Les inhumations multiples des Tombes Royales sont un cas exceptionnel, dans le cadre de la Mésopotamie et de la Syrie du Nord. Deux types d’inhumations sont pratiqués. Tout d’abord, les inhumations regroupées autour du personnage principal, dans les chambres funéraires, identifient clairement une hiérarchisation entre les individus. De plus, les corps placés à l’extérieur, en petit nombre ou en cortèges, appartiennent à d’autres groupes de statut inférieur. L’inhumation multiple correspond en effet à l’apparat royal qui peut rassembler un grand nombre de personnes pour accompagner le roi dans la mort. La forme de la tombe est adaptée aux objectifs rituels1164 : par exemple, pour accueillir les cortèges et les chars.

En Syrie du Nord et dans la vallée de l’Euphrate, les tombes des élites, à Jerablus-Tahtani, à Umm el-Marra, à Tell Bi’a, privilégient les inhumations multiples et collectives ce qui mettrait en évidence les liens parentaux structurant la société1165. Cependant la pratique de l’inhumation collective ou multiple dans la vallée de l’Euphrate est largement attestée dans d’autres types de sépultures, telles que les tombes à chambres latérales creusées (Tell Banat, Abu Hamed, Tawi, Halawa, Qatna). Cette pratique n’est donc pas déterminée par la forme de la tombe, ni par le statut des individus mais par la volonté de renforcer les liens de groupes particuliers.

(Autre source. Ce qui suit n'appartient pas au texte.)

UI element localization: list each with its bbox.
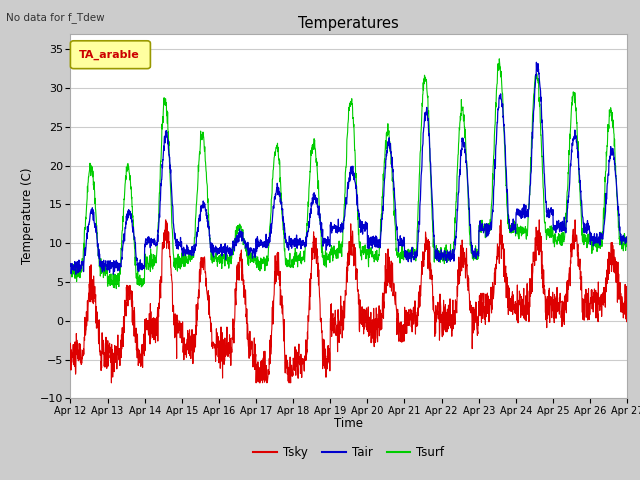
X-axis label: Time: Time <box>334 418 364 431</box>
Text: No data for f_Tdew: No data for f_Tdew <box>6 12 105 23</box>
Legend: Tsky, Tair, Tsurf: Tsky, Tair, Tsurf <box>249 441 449 464</box>
Title: Temperatures: Temperatures <box>298 16 399 31</box>
Text: TA_arable: TA_arable <box>79 49 140 60</box>
Y-axis label: Temperature (C): Temperature (C) <box>21 168 34 264</box>
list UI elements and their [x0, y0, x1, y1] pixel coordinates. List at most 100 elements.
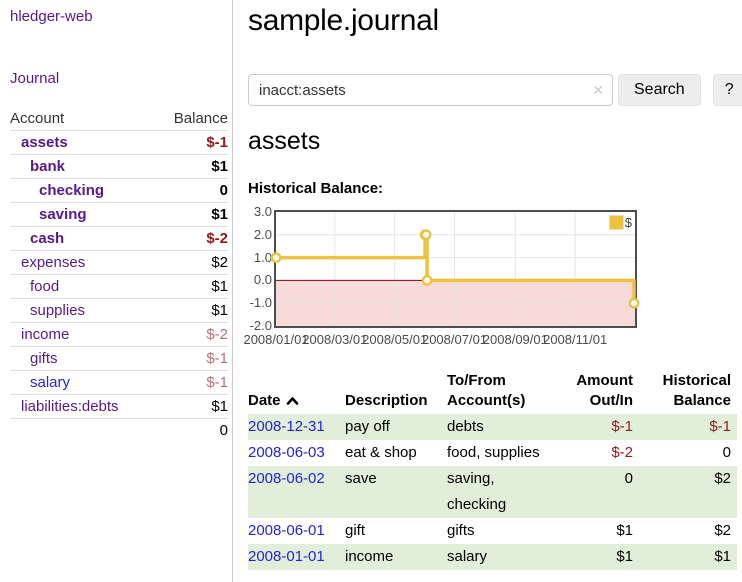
account-link-bank[interactable]: bank — [30, 158, 66, 175]
transaction-amount: $-1 — [551, 414, 641, 440]
transaction-description: save — [345, 466, 447, 518]
account-link-checking[interactable]: checking — [39, 182, 105, 199]
balance-chart: 3.0 2.0 1.0 0.0 -1.0 -2.0 $ 2008/01/01 2008/03… — [243, 204, 668, 350]
register-row: 2008-01-01 income salary $1 $1 — [248, 544, 737, 570]
accounts-col-balance: Balance — [173, 110, 228, 127]
chart-plot-svg — [270, 212, 640, 326]
transaction-accounts: debts — [447, 414, 551, 440]
accounts-total-value: 0 — [219, 422, 228, 439]
transaction-balance: $1 — [641, 544, 737, 570]
transaction-date-link[interactable]: 2008-06-03 — [248, 444, 325, 461]
account-balance: $-2 — [206, 326, 228, 343]
account-link-expenses[interactable]: expenses — [21, 254, 86, 271]
register-row: 2008-06-02 save saving, checking 0 $2 — [248, 466, 737, 518]
x-tick-label: 2008/09/01 — [482, 332, 548, 347]
transaction-accounts: food, supplies — [447, 444, 540, 461]
clear-search-icon[interactable]: ✕ — [592, 82, 604, 98]
account-balance: $-2 — [206, 230, 228, 247]
register-col-accounts: To/From Account(s) — [447, 372, 526, 409]
account-row: bank $1 — [10, 154, 228, 179]
x-tick-label: 2008/11/01 — [543, 332, 608, 347]
y-tick-label: 0.0 — [253, 272, 272, 288]
x-tick-label: 2008/07/01 — [421, 332, 488, 347]
register-col-amount: Amount Out/In — [576, 372, 633, 409]
chart-plot: $ — [270, 210, 640, 328]
accounts-total-row: 0 — [10, 418, 228, 443]
y-tick-label: 1.0 — [253, 249, 272, 265]
chart-legend: $ — [608, 215, 632, 230]
account-link-salary[interactable]: salary — [30, 374, 71, 391]
account-balance: $1 — [211, 206, 228, 223]
transaction-accounts: salary — [447, 544, 551, 570]
account-row: gifts $-1 — [10, 346, 228, 371]
legend-swatch-icon — [608, 215, 624, 230]
account-row: assets $-1 — [10, 130, 228, 155]
register-table: Date Description To/From Account(s) Amou… — [248, 371, 737, 570]
account-balance: 0 — [219, 182, 228, 199]
y-tick-label: -2.0 — [249, 318, 272, 333]
register-header-row: Date Description To/From Account(s) Amou… — [248, 371, 737, 414]
account-link-gifts[interactable]: gifts — [30, 350, 58, 367]
chart-x-axis: 2008/01/01 2008/03/01 2008/05/01 2008/07/01… — [243, 332, 668, 348]
page-title: sample.journal — [248, 4, 439, 37]
register-row: 2008-06-01 gift gifts $1 $2 — [248, 518, 737, 544]
transaction-balance: $2 — [714, 522, 731, 539]
account-row: food $1 — [10, 274, 228, 299]
transaction-date-link[interactable]: 2008-06-02 — [248, 470, 325, 487]
transaction-description: pay off — [345, 414, 447, 440]
account-balance: $1 — [211, 278, 228, 295]
account-balance: $1 — [211, 158, 228, 175]
transaction-date-link[interactable]: 2008-12-31 — [248, 418, 325, 435]
register-row: 2008-06-03 eat & shop food, supplies $-2… — [248, 440, 737, 466]
y-tick-label: 2.0 — [253, 226, 272, 242]
register-col-date[interactable]: Date — [248, 371, 345, 414]
account-link-supplies[interactable]: supplies — [30, 302, 86, 319]
transaction-balance: 0 — [722, 444, 731, 461]
account-balance: $-1 — [206, 134, 228, 151]
legend-label: $ — [624, 215, 632, 230]
account-balance: $1 — [211, 398, 228, 415]
search-form: ✕ Search ? — [248, 74, 742, 106]
transaction-amount: $1 — [616, 522, 633, 539]
help-button[interactable]: ? — [712, 74, 742, 106]
transaction-amount: $-2 — [611, 444, 633, 461]
sort-ascending-icon — [286, 397, 298, 405]
y-tick-label: 3.0 — [253, 204, 272, 219]
y-tick-label: -1.0 — [249, 295, 272, 311]
account-link-assets[interactable]: assets — [21, 134, 68, 151]
register-col-balance: Historical Balance — [662, 372, 731, 409]
x-tick-label: 2008/03/01 — [302, 332, 368, 347]
x-tick-label: 2008/01/01 — [243, 332, 309, 347]
account-row: supplies $1 — [10, 298, 228, 323]
transaction-balance: $-1 — [641, 414, 737, 440]
account-balance: $1 — [211, 302, 228, 319]
main-content: sample.journal ✕ Search ? assets Histori… — [243, 0, 742, 582]
account-link-cash[interactable]: cash — [30, 230, 65, 247]
transaction-amount: $1 — [551, 544, 641, 570]
account-link-food[interactable]: food — [30, 278, 60, 295]
accounts-table: Account Balance assets $-1 bank $1 checkin… — [10, 107, 228, 442]
chart-title: Historical Balance: — [248, 180, 384, 197]
account-row: expenses $2 — [10, 250, 228, 275]
account-link-liabilities-debts[interactable]: liabilities:debts — [21, 398, 119, 415]
account-row: saving $1 — [10, 202, 228, 227]
account-row: cash $-2 — [10, 226, 228, 251]
account-link-saving[interactable]: saving — [39, 206, 87, 223]
search-button[interactable]: Search — [618, 74, 701, 106]
app-title-link[interactable]: hledger-web — [10, 8, 93, 25]
chart-y-axis: 3.0 2.0 1.0 0.0 -1.0 -2.0 — [248, 204, 272, 333]
transaction-description: income — [345, 544, 447, 570]
account-row: income $-2 — [10, 322, 228, 347]
account-link-income[interactable]: income — [21, 326, 70, 343]
account-row: liabilities:debts $1 — [10, 394, 228, 419]
transaction-date-link[interactable]: 2008-06-01 — [248, 522, 325, 539]
accounts-col-account: Account — [10, 110, 65, 127]
register-row: 2008-12-31 pay off debts $-1 $-1 — [248, 414, 737, 440]
sidebar-item-journal[interactable]: Journal — [10, 70, 60, 87]
transaction-date-link[interactable]: 2008-01-01 — [248, 548, 325, 565]
transaction-accounts: saving, checking — [447, 466, 551, 518]
search-input[interactable] — [248, 74, 613, 106]
transaction-balance: $2 — [641, 466, 737, 518]
transaction-amount: 0 — [551, 466, 641, 518]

Des pratiques d’inhumations sont distinctes et distinguent les statuts. Nous regardons attentivement si le traitement des corps apporte d’autres éléments de distinctions dans les tombes de prestige.

Notes
1160.

Parrot 1935 : 9 ; Jean-Marie 1990 : 305, n. 6.

1161.

Jean-Marie 1990 : 305 (tombeaux 21-22), 306 (tombeaux 241-242).

1162.

Parrot 1938 : 6-7 ; Jean-Marie 1990 : 307.

1163.

Margueron 1990 : 401-422.

1164.

Cf. suprapp. 169-170.

1165.

Schwartz et alii 2006 : 629, « The tombs support Stein’s observation that Syrian Early Bronze Age elite burials tend to contain multiple interments, as opposed to elite burials of Southern Mesopotamia ».